Ce ne era davvero tanto, sì che a un certo punto, in mezzo a quelle correnti, colsi un odore che non avevo mai sentito. Era un profumo dolce, esotico, che di sicuro veniva da molto lontano. Non so perché lo feci, ma quel pomeriggio mi misi a correre. Quell’odore era troppo buono per lasciarlo volare via, così iniziai a seguirlo e ogni volta mi dicevo “Sì, questa è l’ultima, ancora un’odorata e poi me ne torno a casa”. E intanto correvo e ripetevo a me stesso che comunque non poteva continuare a lungo, che il vento veniva già da molto lontano e prima o poi si sarebbe fermato anche lui.

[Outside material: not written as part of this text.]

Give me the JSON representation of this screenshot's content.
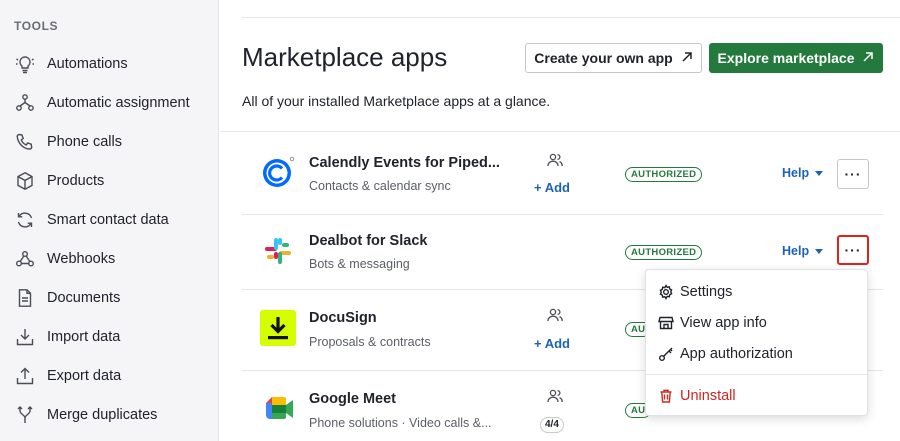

Fu così che visitai diverse città e molte nazioni, sempre dietro al mio vento. Certo non era molto comodo per fare turismo: ovunque andassi non potevo mai fermarmi a vedere tutti i luoghi che volevo, ma in compenso ogni volta il vento si riempiva di nuovi odori, che, mischiandosi con quelli vecchi, davano vita a una fragranza inedita che mi spingeva sempre più a continuare il mio viaggio. La cosa andò avanti per un bel po’, finché, un giorno, mi accorsi che anch’io iniziavo ad odorare dei paesi che attraversavo e non mi era più difficile seguire il vento, anche attraverso terreni scoscesi e accidentati. Anch’io ero infine diventato vento e vagavo di paese in paese in cerca di gonne e cappelli. Così finalmente seppi da dove venivano tutti i venti e, per quanto riguarda il dove vanno a finire… beh, ci sto ancora pensando.